Foreign investments make up about 75 percent of investment commitments, in both the manufacturing and services sectors, said the EDB Chairman Teo Ming Kian, at a media briefing today. These included companies with stakes in Singapore such as China's telecommunications equipment manufacturer ZTE Corporation and PC maker Lenovo, India's test engineering service provider Tessolve, and Australia's Business Intelligence Technologies, which specializes in developing and implementing business intelligence tools.

Teo said: "The investment commitments attracted last year are expected to contribute S$10.8 billion (US$6.6 billion) in value-added per annum to Singapore's GDP, and create 26,000 jobs when the projects are fully implemented." The EDB expects investments committed this year to contribute between S$10.5 billion and S$11 billion to Singapore's GDP, and create 20,000 to 25,000 jobs when the projects are fully implemented.

Foreign companies from the Asia-Pacific region, in particular, last year committed investments worth S$2.3 billion to Singapore's manufacturing sector, up from S$1.5 billion in 2004. The EDB defines investment commitment as the amount of resources announced during the implementation of a project. The benefits investment commitments bring to the country is measured in terms of value-added--the expected contribution to GDP (gross domestic product)--and employment creation.

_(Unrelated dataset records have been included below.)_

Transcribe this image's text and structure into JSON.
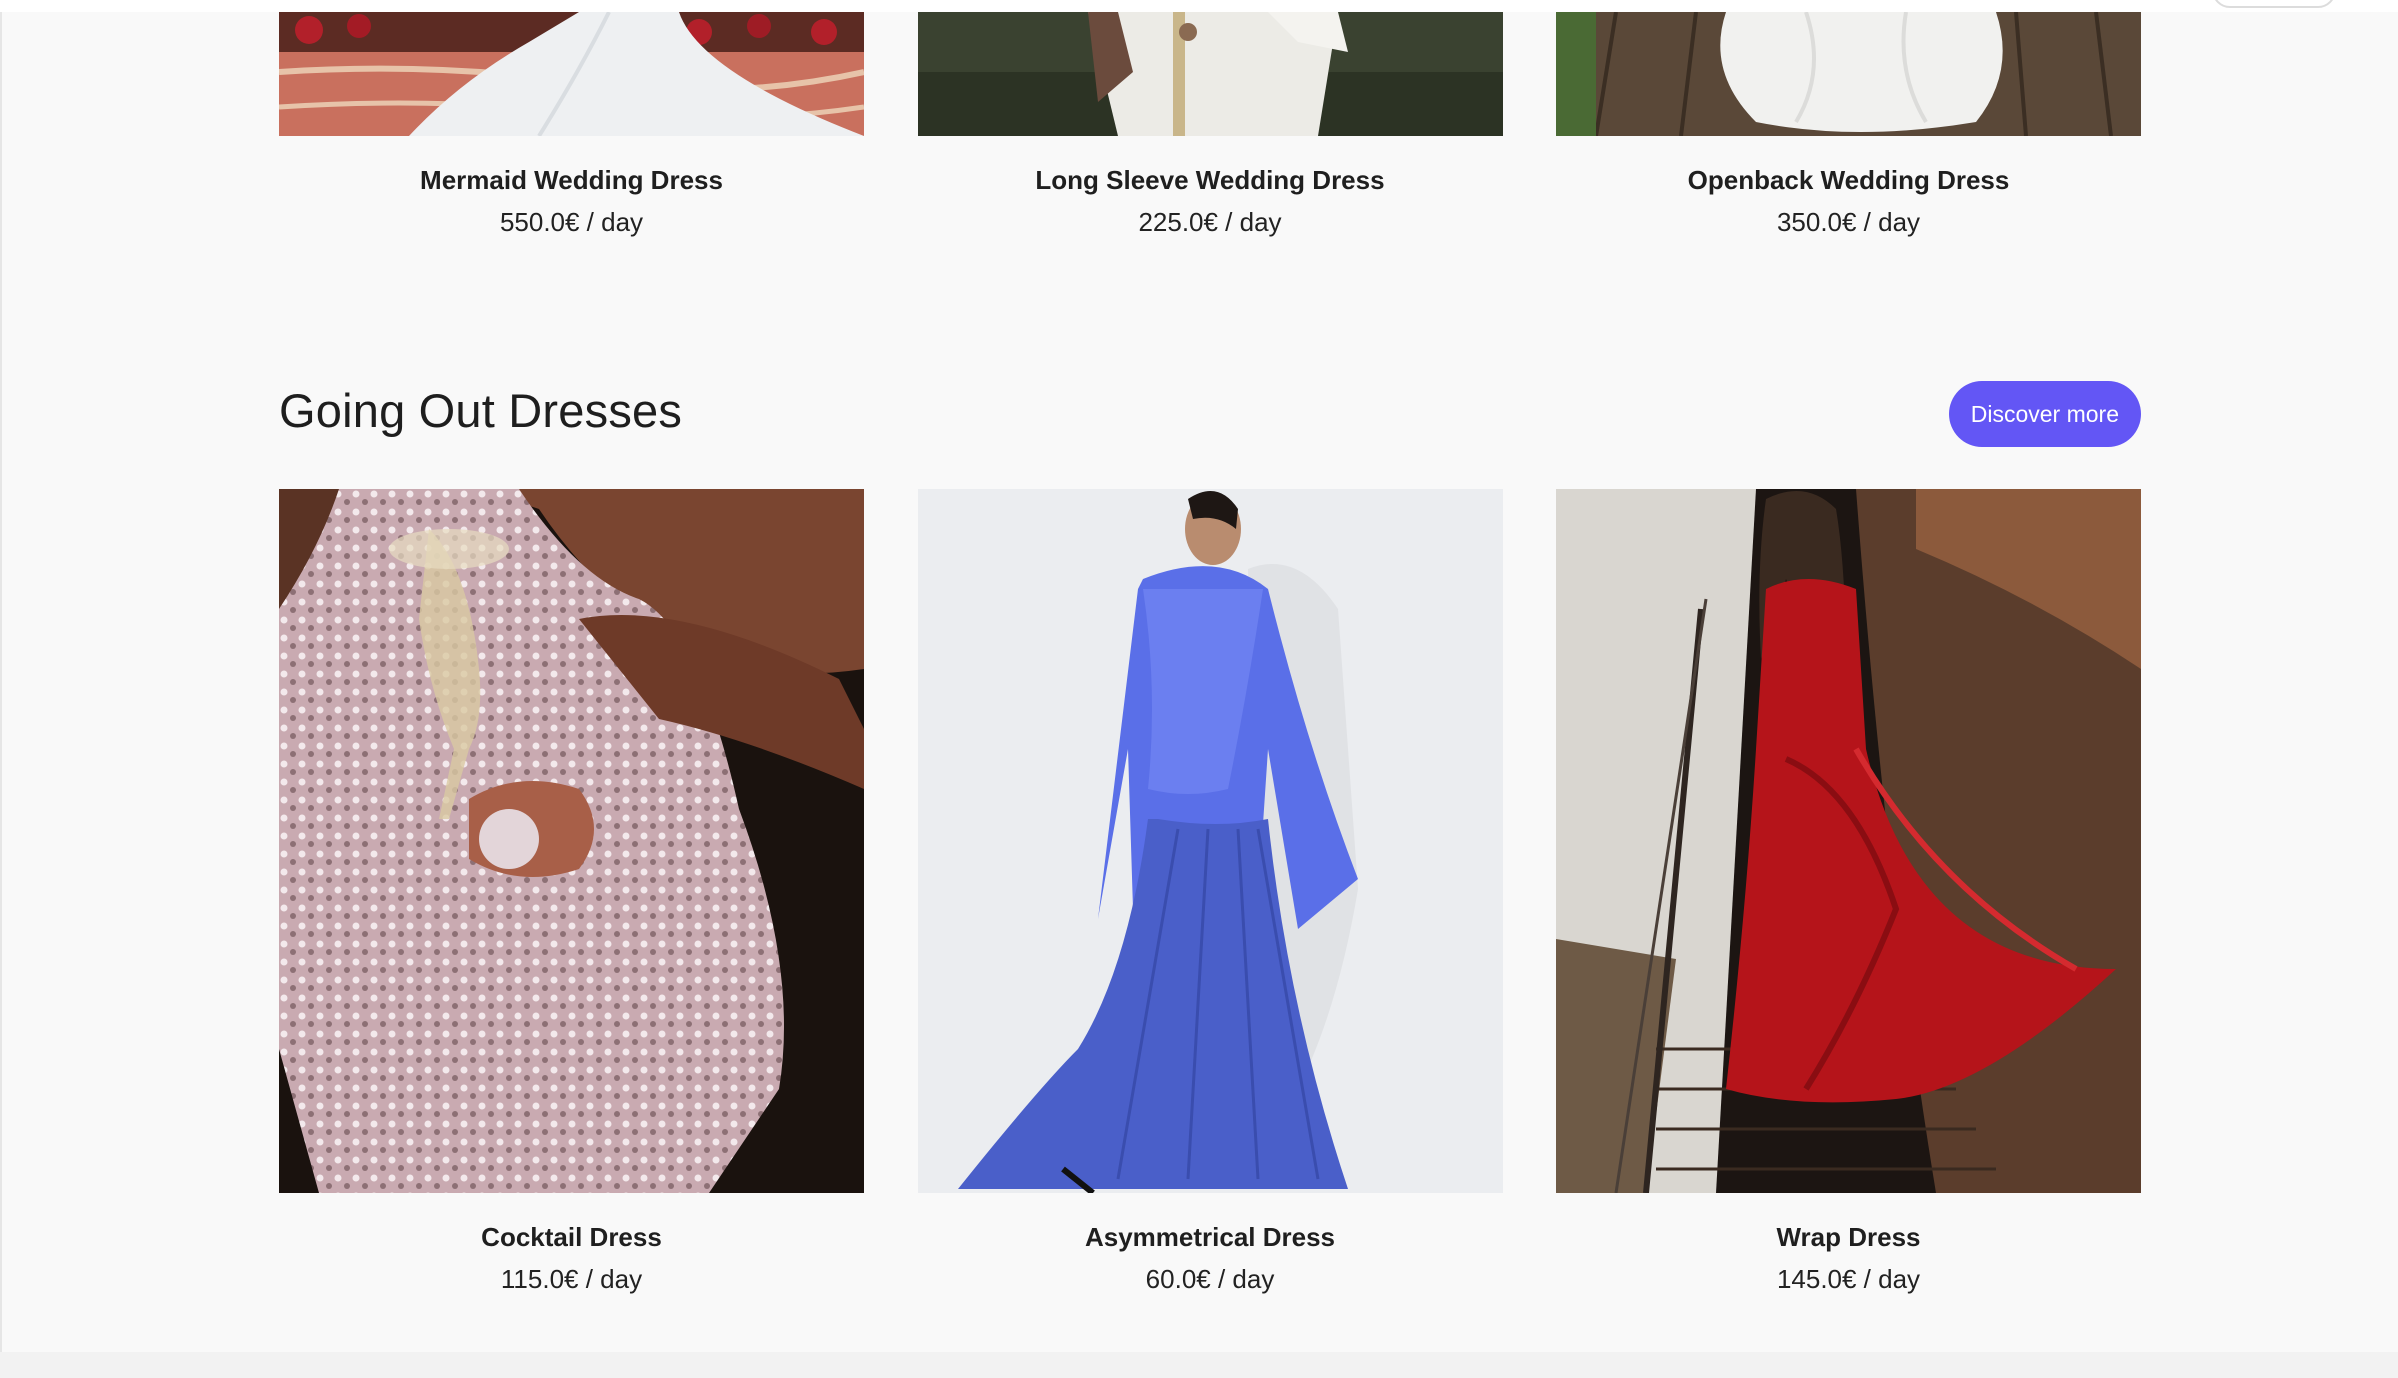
{
  "top_products": [
    {
      "name": "Mermaid Wedding Dress",
      "price": "550.0€ / day"
    },
    {
      "name": "Long Sleeve Wedding Dress",
      "price": "225.0€ / day"
    },
    {
      "name": "Openback Wedding Dress",
      "price": "350.0€ / day"
    }
  ],
  "section": {
    "title": "Going Out Dresses",
    "button_label": "Discover more"
  },
  "products": [
    {
      "name": "Cocktail Dress",
      "price": "115.0€ / day"
    },
    {
      "name": "Asymmetrical Dress",
      "price": "60.0€ / day"
    },
    {
      "name": "Wrap Dress",
      "price": "145.0€ / day"
    }
  ],
  "colors": {
    "accent": "#6356f5",
    "background": "#f9f9f9"
  }
}
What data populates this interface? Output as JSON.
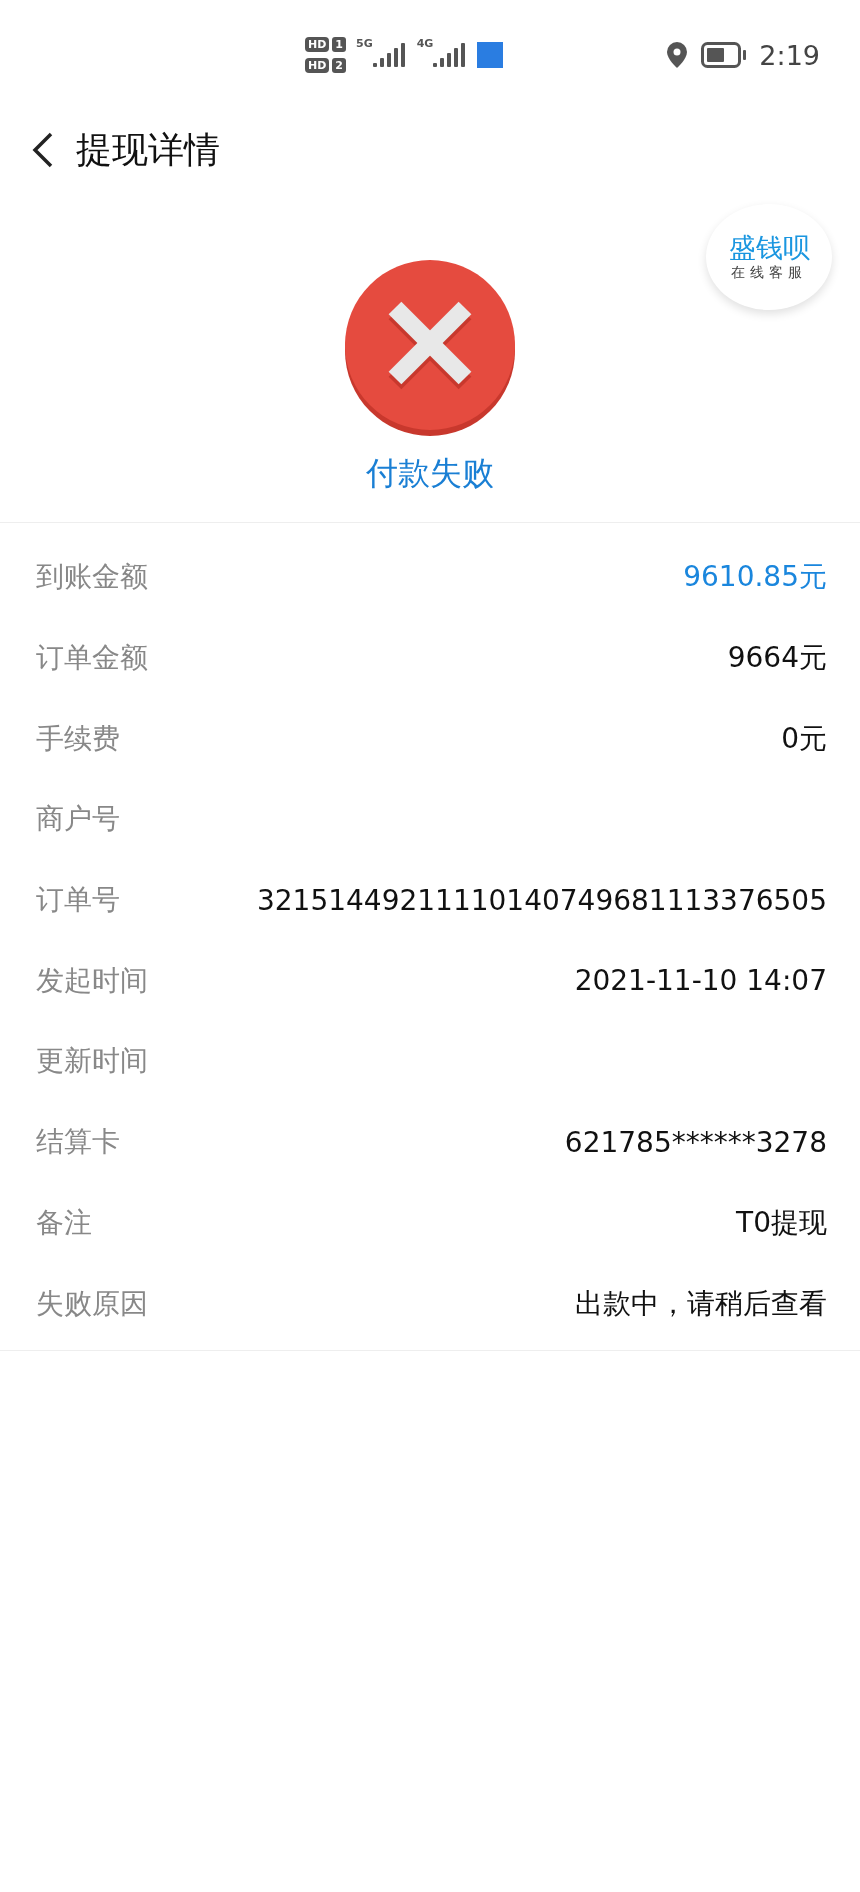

Singapore-based companies committed to investments totaling S$2.2 billion in 2005, according to the EDB. Investments from local companies and those from the Asia-Pacific region contributed 52 percent of total investment committed to the island-state last year. In contrast, the United States and Europe had contributed 54 percent of the total investment committed to Singapore in 2004.

On the services front, the Asia-Pacific region (excluding Singapore) committed S$388 million in 2005, up from S$294 million in 2004. Singapore-based companies contributed S$575 million last year, down from 2004's S$832 million. The services segment, as defined by the EDB, encompasses infocommunications and media, education, logistics, healthcare, headquarter and professional services, engineering and environmental services.

At S$625 million, European companies increased their investment commitments significantly last year in Singapore's services sector, up from S$369 million in 2004. This propelled the U.S. and Europe's share of the total committed investments to 62 percent. U.S. companies pledged S$930 million last year, compared to S$766 million in 2004.

Singapore's infocomms and media industry segment contributed the most value-add per annum, which jumped 37 percent from S$1.3 million last year, to S$1.78 million in 2005.

In fact, several notable animation and games projects were carried out in Singapore last year including U.S.-based game publisher Electronic Arts' new development studio, and Chinese online games company Seasky Netjoy's international headquarters.

The EDB also announced the first computer animation school in Singapore, offering undergraduate and postgraduate degrees to anyone keen in pursuing 3D animation, simulation and games development. The DigiPen Institute of Technology's Singapore campus will be the first of its kind outside the United States.